Lamantia's Collected Poems Is on the Way
This must be the year of collected poems by neglected masters. Or at least that's the case with the much anticipated collecteds by Joseph Ceravolo and Philip Lamantia. We've expressed our enthusiasms for Ceravolo a couple of times here and here, and now we're overjoyed to see Lamantia's collected will be coming out this summer! From the UC Press site:
The Collected Poems of Philip Lamantia represents the lifework of the most visionary poet of the American postwar generation. Philip Lamantia (1927-2005) played a major role in shaping the poetics of both the Beat and the Surrealist movements in the United States. First mentored by the San Francisco poet Kenneth Rexroth, the teenage Lamantia also came to the attention of the French Surrealist leader André Breton, who, after reading Lamantia’s youthful work, hailed him as a “voice that rises once in a hundred years.” Later, Lamantia went “on the road” with Jack Kerouac and shared the stage with Allen Ginsberg at the famous Six Gallery reading in San Francisco, where Ginsburg first read “Howl.” Throughout his life, Lamantia sought to extend and renew the visionary tradition of Romanticism in a distinctly American vernacular, drawing on mystical lore and drug experience in the process. The Collected Poems gathers not only his published work but also an extensive selection of unpublished or uncollected work; the editors have also provided a biographical introduction.
To whet your palate a bit more, we went digging through a few past issues of Poetry and found these three reviews.

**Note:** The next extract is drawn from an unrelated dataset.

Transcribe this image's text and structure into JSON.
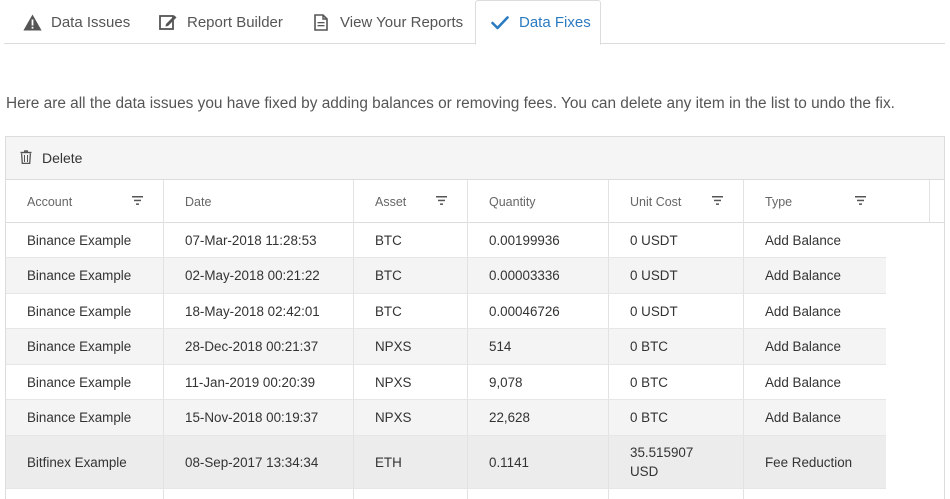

The first from 1947 is less than enthusiastic of Lamantia's Erotic Poems, and is unappreciative of their surrealist edge. To our ears "I am a criminal when your body is bare upon the universe" sounds mighty fine, thank you. The second from 1967 is by Tom Clark who finds much to admire in Lamantia's Touch of the Marvelous. He quotes a poem in full written when Lamantia was between fifteen and seventeen. And coincidentally, in the same review Clark looks at Ceravolo's Fits of Dawn, from Ted Berrigan's "C" Press. Finally, John R. Carpenter's review of The Blood of the Air appears in the June 1972 issue.